I went down a similar rabbit hole a while back and ended up building something that attacks the same problem from the opposite direction: instead of just a hardware box that switches everything (video + USB), I wrote Fence[1], a software layer that automates switching USB input devices when you glide the mouse to the edge of the screen.

The idea is basically "Synergy's convenience, but with real hardware switching." You run a tiny client on each machine. When your cursor hits the left edge of your desktop, Fence tells a USB and HDMI Switch to physically redirect your keyboard and mouse to the next PC.

The switching happens in hardware and you can design your layout per-direction and per-device.

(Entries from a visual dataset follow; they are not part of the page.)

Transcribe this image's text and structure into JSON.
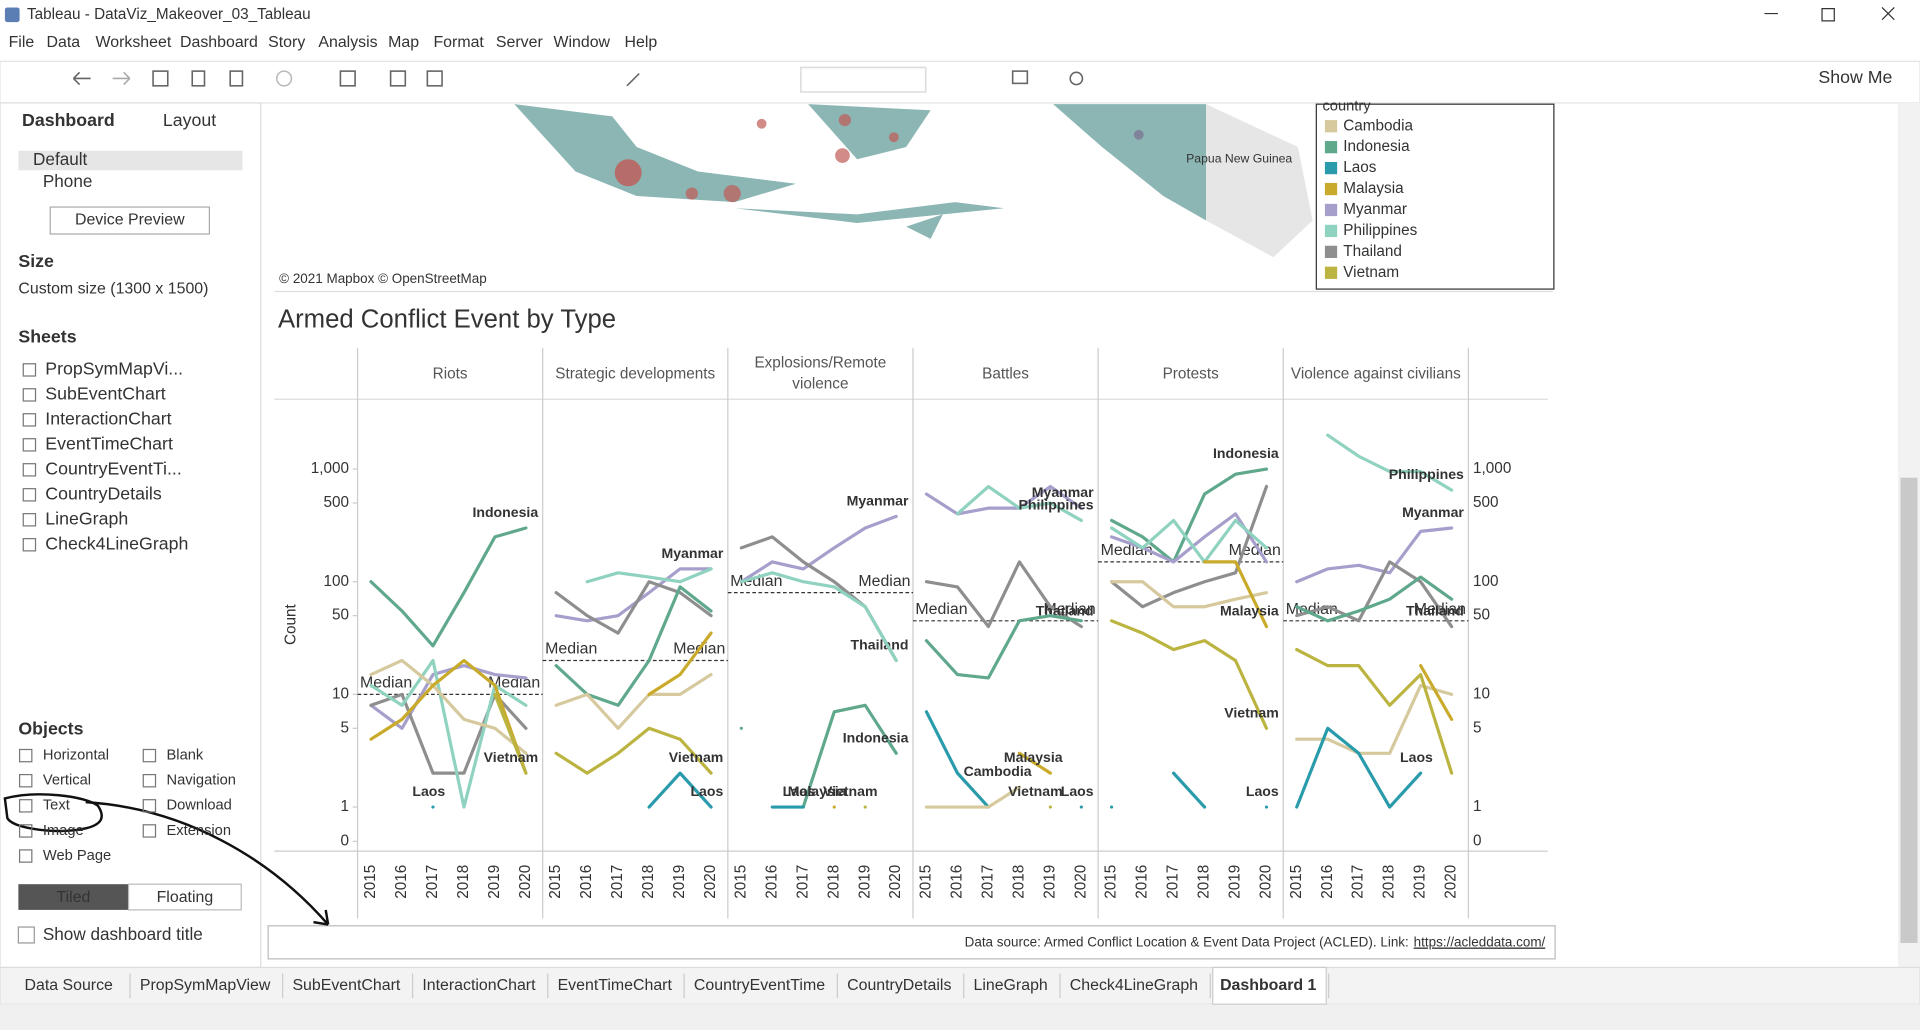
{
  "window_title": "Tableau - DataViz_Makeover_03_Tableau",
  "menu": [
    "File",
    "Data",
    "Worksheet",
    "Dashboard",
    "Story",
    "Analysis",
    "Map",
    "Format",
    "Server",
    "Window",
    "Help"
  ],
  "show_me": "Show Me",
  "sidebar": {
    "tabs": [
      "Dashboard",
      "Layout"
    ],
    "devices": [
      "Default",
      "Phone"
    ],
    "device_preview": "Device Preview",
    "size_heading": "Size",
    "size_value": "Custom size (1300 x 1500)",
    "sheets_heading": "Sheets",
    "sheets": [
      "PropSymMapVi...",
      "SubEventChart",
      "InteractionChart",
      "EventTimeChart",
      "CountryEventTi...",
      "CountryDetails",
      "LineGraph",
      "Check4LineGraph"
    ],
    "objects_heading": "Objects",
    "objects": [
      "Horizontal",
      "Blank",
      "Vertical",
      "Navigation",
      "Text",
      "Download",
      "Image",
      "Extension",
      "Web Page"
    ],
    "layout_modes": [
      "Tiled",
      "Floating"
    ],
    "show_title": "Show dashboard title"
  },
  "map": {
    "attribution": "© 2021 Mapbox © OpenStreetMap",
    "place": "Papua New Guinea"
  },
  "legend": {
    "title": "country",
    "items": [
      {
        "name": "Cambodia",
        "color": "#d5c99d"
      },
      {
        "name": "Indonesia",
        "color": "#5fa88c"
      },
      {
        "name": "Laos",
        "color": "#2a9bab"
      },
      {
        "name": "Malaysia",
        "color": "#c9aa2a"
      },
      {
        "name": "Myanmar",
        "color": "#a69fcc"
      },
      {
        "name": "Philippines",
        "color": "#8fd2bf"
      },
      {
        "name": "Thailand",
        "color": "#8e8e8e"
      },
      {
        "name": "Vietnam",
        "color": "#bcb440"
      }
    ]
  },
  "chart_data": {
    "type": "line",
    "title": "Armed Conflict Event by Type",
    "y_label": "Count",
    "scale": "log",
    "median_label": "Median",
    "years": [
      "2015",
      "2016",
      "2017",
      "2018",
      "2019",
      "2020"
    ],
    "ylim": [
      0,
      1000
    ],
    "yticks": [
      0,
      1,
      5,
      10,
      50,
      100,
      500,
      {
        "value": 1000,
        "label": "1,000"
      }
    ],
    "panels": [
      {
        "name": "Riots",
        "median": 10,
        "series": [
          {
            "country": "Indonesia",
            "values": [
              100,
              55,
              27,
              80,
              250,
              300
            ],
            "label": "Indonesia"
          },
          {
            "country": "Myanmar",
            "values": [
              8,
              5,
              15,
              18,
              15,
              14
            ]
          },
          {
            "country": "Thailand",
            "values": [
              8,
              10,
              2,
              2,
              10,
              5
            ]
          },
          {
            "country": "Philippines",
            "values": [
              12,
              8,
              20,
              1,
              12,
              8
            ]
          },
          {
            "country": "Cambodia",
            "values": [
              15,
              20,
              12,
              6,
              5,
              3
            ]
          },
          {
            "country": "Malaysia",
            "values": [
              4,
              6,
              12,
              20,
              12,
              2
            ]
          },
          {
            "country": "Laos",
            "values": [
              null,
              null,
              1,
              null,
              null,
              null
            ],
            "label": "Laos"
          },
          {
            "country": "Vietnam",
            "values": [
              null,
              null,
              null,
              null,
              10,
              2
            ],
            "label": "Vietnam"
          }
        ]
      },
      {
        "name": "Strategic developments",
        "median": 20,
        "series": [
          {
            "country": "Myanmar",
            "values": [
              50,
              45,
              50,
              80,
              130,
              130
            ],
            "label": "Myanmar"
          },
          {
            "country": "Thailand",
            "values": [
              80,
              50,
              35,
              100,
              80,
              50
            ]
          },
          {
            "country": "Philippines",
            "values": [
              null,
              100,
              120,
              110,
              100,
              130
            ]
          },
          {
            "country": "Indonesia",
            "values": [
              18,
              10,
              8,
              20,
              90,
              55
            ]
          },
          {
            "country": "Cambodia",
            "values": [
              8,
              10,
              5,
              10,
              10,
              15
            ]
          },
          {
            "country": "Malaysia",
            "values": [
              null,
              null,
              null,
              10,
              15,
              35
            ]
          },
          {
            "country": "Vietnam",
            "values": [
              3,
              2,
              3,
              5,
              4,
              2
            ],
            "label": "Vietnam"
          },
          {
            "country": "Laos",
            "values": [
              null,
              null,
              null,
              1,
              2,
              1
            ],
            "label": "Laos"
          }
        ]
      },
      {
        "name": "Explosions/Remote violence",
        "median": 80,
        "series": [
          {
            "country": "Myanmar",
            "values": [
              100,
              150,
              130,
              200,
              300,
              380
            ],
            "label": "Myanmar"
          },
          {
            "country": "Thailand",
            "values": [
              200,
              250,
              150,
              100,
              60,
              20
            ],
            "label": "Thailand"
          },
          {
            "country": "Philippines",
            "values": [
              100,
              120,
              100,
              90,
              60,
              20
            ]
          },
          {
            "country": "Indonesia",
            "values": [
              5,
              null,
              1,
              7,
              8,
              3
            ],
            "label": "Indonesia"
          },
          {
            "country": "Laos",
            "values": [
              null,
              1,
              1,
              null,
              null,
              null
            ],
            "label": "Laos"
          },
          {
            "country": "Malaysia",
            "values": [
              null,
              null,
              null,
              1,
              null,
              null
            ],
            "label": "Malaysia"
          },
          {
            "country": "Vietnam",
            "values": [
              null,
              null,
              null,
              null,
              1,
              null
            ],
            "label": "Vietnam"
          }
        ]
      },
      {
        "name": "Battles",
        "median": 45,
        "series": [
          {
            "country": "Myanmar",
            "values": [
              600,
              400,
              450,
              450,
              700,
              450
            ],
            "label": "Myanmar"
          },
          {
            "country": "Philippines",
            "values": [
              null,
              400,
              700,
              450,
              500,
              350
            ],
            "label": "Philippines"
          },
          {
            "country": "Thailand",
            "values": [
              100,
              90,
              40,
              150,
              60,
              40
            ],
            "label": "Thailand"
          },
          {
            "country": "Indonesia",
            "values": [
              30,
              15,
              14,
              45,
              50,
              45
            ]
          },
          {
            "country": "Laos",
            "values": [
              7,
              2,
              1,
              null,
              null,
              1
            ],
            "label": "Laos"
          },
          {
            "country": "Malaysia",
            "values": [
              null,
              null,
              null,
              3,
              2,
              null
            ],
            "label": "Malaysia"
          },
          {
            "country": "Cambodia",
            "values": [
              1,
              1,
              1,
              1.5,
              null,
              null
            ],
            "label": "Cambodia"
          },
          {
            "country": "Vietnam",
            "values": [
              null,
              null,
              null,
              null,
              1,
              null
            ],
            "label": "Vietnam"
          }
        ]
      },
      {
        "name": "Protests",
        "median": 150,
        "series": [
          {
            "country": "Indonesia",
            "values": [
              350,
              250,
              150,
              600,
              900,
              1000
            ],
            "label": "Indonesia"
          },
          {
            "country": "Myanmar",
            "values": [
              250,
              200,
              150,
              250,
              400,
              150
            ]
          },
          {
            "country": "Thailand",
            "values": [
              100,
              60,
              80,
              100,
              120,
              700
            ]
          },
          {
            "country": "Philippines",
            "values": [
              300,
              200,
              350,
              150,
              350,
              200
            ]
          },
          {
            "country": "Cambodia",
            "values": [
              100,
              100,
              60,
              60,
              70,
              80
            ]
          },
          {
            "country": "Malaysia",
            "values": [
              null,
              null,
              null,
              150,
              150,
              40
            ],
            "label": "Malaysia"
          },
          {
            "country": "Vietnam",
            "values": [
              45,
              35,
              25,
              30,
              20,
              5
            ],
            "label": "Vietnam"
          },
          {
            "country": "Laos",
            "values": [
              1,
              null,
              2,
              1,
              null,
              1
            ],
            "label": "Laos"
          }
        ]
      },
      {
        "name": "Violence against civilians",
        "median": 45,
        "series": [
          {
            "country": "Philippines",
            "values": [
              null,
              2000,
              1300,
              950,
              950,
              650
            ],
            "label": "Philippines"
          },
          {
            "country": "Myanmar",
            "values": [
              100,
              130,
              140,
              120,
              280,
              300
            ],
            "label": "Myanmar"
          },
          {
            "country": "Thailand",
            "values": [
              50,
              60,
              45,
              150,
              100,
              40
            ],
            "label": "Thailand"
          },
          {
            "country": "Indonesia",
            "values": [
              60,
              45,
              55,
              70,
              110,
              70
            ]
          },
          {
            "country": "Cambodia",
            "values": [
              4,
              4,
              3,
              3,
              12,
              10
            ]
          },
          {
            "country": "Malaysia",
            "values": [
              null,
              null,
              null,
              null,
              18,
              6
            ]
          },
          {
            "country": "Vietnam",
            "values": [
              25,
              18,
              18,
              8,
              15,
              2
            ]
          },
          {
            "country": "Laos",
            "values": [
              1,
              5,
              3,
              1,
              2,
              null
            ],
            "label": "Laos"
          }
        ]
      }
    ]
  },
  "footer": {
    "source": "Data source: Armed Conflict Location & Event Data Project (ACLED). Link:",
    "link": "https://acleddata.com/"
  },
  "tabs": [
    "Data Source",
    "PropSymMapView",
    "SubEventChart",
    "InteractionChart",
    "EventTimeChart",
    "CountryEventTime",
    "CountryDetails",
    "LineGraph",
    "Check4LineGraph",
    "Dashboard 1"
  ]
}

Where the L1T KVM is the "one box handles video and IO beautifully" approach, Fence is more of an "IO routing layer" that lets you keep your existing monitors and their auto-input-switching (or a separate video path).

I built it specifically to be cross-platform. You don't pass clicks/keystrokes over the network, just a "switch to pc2 PC, left edge" message.

Not a replacement for the L1T if you want one-button video+peripheral switching, but if someone likes their monitor's own input handling and just wants the "mouse to edge" workflow it's a nice middle ground.

I like the fact that moving the mouse to different edges of the screen can show exactly the source to the sink that I want.

I originally built it for live streaming with OBS, but now, I miss it when I have more than one computer I need to deal with at a time.